In the late summer of 1950, Mao Tse-tung called in a North Korean liaison officer, pointed to a map of Korea, and let his finger fall on the city of Inchon. The Chinese leader warned his ally that the Americans were likely to stage an amphibious operation at the port and urged measures be taken to guard against such an event. A few weeks later, General of the Army Douglas MacArthur’s masterstroke unfolded: United States Marines stormed ashore at the precise spot Mao had fingered, and Kim Il Sung’s North Korean army fell back to its homeland.

Mao Tse-tung’s prediction of the United States’ amphibious landing was one in a long list of Chinese military intelligence feats, a record that Ralph Sawyer traces beginning as early as 1045 B.C. However, Sawyer does not treat the Communist era; as the subtitle of this book indicates, the author’s account is concerned with traditional China. The book does not address internal intelligence; it concentrates on the military aspects of external threats. It also deals with the covert world and the exploitation of identified vulnerabilities by intelligence operatives.
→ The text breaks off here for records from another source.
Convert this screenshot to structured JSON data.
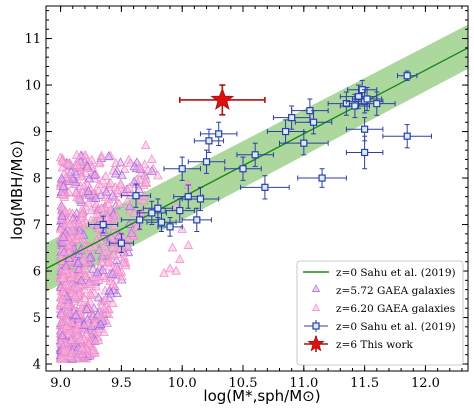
{
  "chart_data": {
    "type": "scatter",
    "xlabel": "log(M*,sph/M⊙)",
    "ylabel": "log(MBH/M⊙)",
    "xlim": [
      8.88,
      12.35
    ],
    "ylim": [
      3.85,
      11.7
    ],
    "xticks": [
      "9.0",
      "9.5",
      "10.0",
      "10.5",
      "11.0",
      "11.5",
      "12.0"
    ],
    "yticks": [
      "4",
      "5",
      "6",
      "7",
      "8",
      "9",
      "10",
      "11"
    ],
    "grid": false,
    "legend_position": "lower-right",
    "legend": [
      {
        "key": "relation",
        "label": "z=0 Sahu et al. (2019)"
      },
      {
        "key": "gaea572",
        "label": "z=5.72 GAEA galaxies"
      },
      {
        "key": "gaea620",
        "label": "z=6.20 GAEA galaxies"
      },
      {
        "key": "sahu",
        "label": "z=0 Sahu et al. (2019)"
      },
      {
        "key": "thiswork",
        "label": "z=6 This work"
      }
    ],
    "relation_line": {
      "x": [
        8.88,
        12.35
      ],
      "y": [
        6.05,
        10.8
      ]
    },
    "relation_band": {
      "x": [
        8.88,
        12.35
      ],
      "lower": [
        5.55,
        10.35
      ],
      "upper": [
        6.6,
        11.3
      ]
    },
    "sahu_points": [
      {
        "x": 9.35,
        "y": 7.0,
        "xerr": 0.12,
        "yerr": 0.18
      },
      {
        "x": 9.5,
        "y": 6.6,
        "xerr": 0.1,
        "yerr": 0.2
      },
      {
        "x": 9.62,
        "y": 7.62,
        "xerr": 0.12,
        "yerr": 0.25
      },
      {
        "x": 9.65,
        "y": 7.1,
        "xerr": 0.15,
        "yerr": 0.2
      },
      {
        "x": 9.75,
        "y": 7.25,
        "xerr": 0.12,
        "yerr": 0.25
      },
      {
        "x": 9.8,
        "y": 7.35,
        "xerr": 0.12,
        "yerr": 0.2
      },
      {
        "x": 9.83,
        "y": 7.05,
        "xerr": 0.12,
        "yerr": 0.2
      },
      {
        "x": 9.9,
        "y": 6.95,
        "xerr": 0.1,
        "yerr": 0.2
      },
      {
        "x": 9.98,
        "y": 7.3,
        "xerr": 0.12,
        "yerr": 0.25
      },
      {
        "x": 10.05,
        "y": 7.6,
        "xerr": 0.12,
        "yerr": 0.25
      },
      {
        "x": 10.0,
        "y": 8.2,
        "xerr": 0.15,
        "yerr": 0.25
      },
      {
        "x": 10.12,
        "y": 7.1,
        "xerr": 0.12,
        "yerr": 0.25
      },
      {
        "x": 10.15,
        "y": 7.55,
        "xerr": 0.15,
        "yerr": 0.25
      },
      {
        "x": 10.2,
        "y": 8.35,
        "xerr": 0.15,
        "yerr": 0.25
      },
      {
        "x": 10.22,
        "y": 8.8,
        "xerr": 0.12,
        "yerr": 0.25
      },
      {
        "x": 10.3,
        "y": 8.95,
        "xerr": 0.15,
        "yerr": 0.25
      },
      {
        "x": 10.5,
        "y": 8.2,
        "xerr": 0.15,
        "yerr": 0.25
      },
      {
        "x": 10.6,
        "y": 8.5,
        "xerr": 0.15,
        "yerr": 0.25
      },
      {
        "x": 10.68,
        "y": 7.8,
        "xerr": 0.2,
        "yerr": 0.25
      },
      {
        "x": 10.85,
        "y": 9.0,
        "xerr": 0.15,
        "yerr": 0.25
      },
      {
        "x": 10.9,
        "y": 9.3,
        "xerr": 0.15,
        "yerr": 0.25
      },
      {
        "x": 11.0,
        "y": 8.75,
        "xerr": 0.2,
        "yerr": 0.25
      },
      {
        "x": 11.05,
        "y": 9.45,
        "xerr": 0.15,
        "yerr": 0.25
      },
      {
        "x": 11.08,
        "y": 9.2,
        "xerr": 0.15,
        "yerr": 0.25
      },
      {
        "x": 11.15,
        "y": 8.0,
        "xerr": 0.2,
        "yerr": 0.2
      },
      {
        "x": 11.35,
        "y": 9.6,
        "xerr": 0.15,
        "yerr": 0.25
      },
      {
        "x": 11.42,
        "y": 9.55,
        "xerr": 0.12,
        "yerr": 0.25
      },
      {
        "x": 11.45,
        "y": 9.75,
        "xerr": 0.15,
        "yerr": 0.25
      },
      {
        "x": 11.48,
        "y": 9.9,
        "xerr": 0.12,
        "yerr": 0.2
      },
      {
        "x": 11.5,
        "y": 9.65,
        "xerr": 0.15,
        "yerr": 0.25
      },
      {
        "x": 11.52,
        "y": 9.7,
        "xerr": 0.12,
        "yerr": 0.25
      },
      {
        "x": 11.5,
        "y": 9.05,
        "xerr": 0.15,
        "yerr": 0.25
      },
      {
        "x": 11.5,
        "y": 8.55,
        "xerr": 0.15,
        "yerr": 0.35
      },
      {
        "x": 11.6,
        "y": 9.6,
        "xerr": 0.15,
        "yerr": 0.25
      },
      {
        "x": 11.85,
        "y": 10.2,
        "xerr": 0.08,
        "yerr": 0.1
      },
      {
        "x": 11.85,
        "y": 8.9,
        "xerr": 0.2,
        "yerr": 0.25
      }
    ],
    "this_work": {
      "x": 10.33,
      "y": 9.68,
      "xerr": 0.35,
      "yerr": 0.32
    },
    "gaea_region": {
      "x_range": [
        9.0,
        9.85
      ],
      "y_range": [
        4.1,
        8.5
      ]
    },
    "colors": {
      "band": "#90c97c",
      "line": "#1a8a1a",
      "gaea572": "#9b6cdc",
      "gaea620": "#f089c8",
      "sahu": "#2b3fa8",
      "star": "#e01010",
      "star_err": "#b01010"
    }
  }
}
Sawyer points out the early Chinese use of sex and bribery, the spreading of rumors, and the wily practice of secretly provoking dissension within the ranks of adversaries. He recounts the 400-200 B.C. identification of five types of spies: local agents recruited from a native population; internal spies clandestinely enticed into service while working within an opponent’s government; double agents, those enemy spies turned to serve the target nation’s purposes; expendable spies who spread traceable lies and rumors; and living agents who return home with required information.

Sawyer, the author of The Complete Art of War, Sun Tzu: Art of War, Sun Pin: Military Methods, The Seven Military Classics of Ancient China, and One Hundred Unorthodox Strategies: Battle and Tactics of Chinese Warfare, is well qualified to deal with his subject. And, since no comprehensive history of classical China’s military intelligence principles and practices exists, this book fills a yawning void.

Other than educating the reader about the ancient origins of modern-day intelligence operations, the book has little astounding information. However, it is written in a professional and straightforward manner. Most of all, it reveals early Chinese thinking about a vital craft that can save lives and extend a nation’s reach and purpose.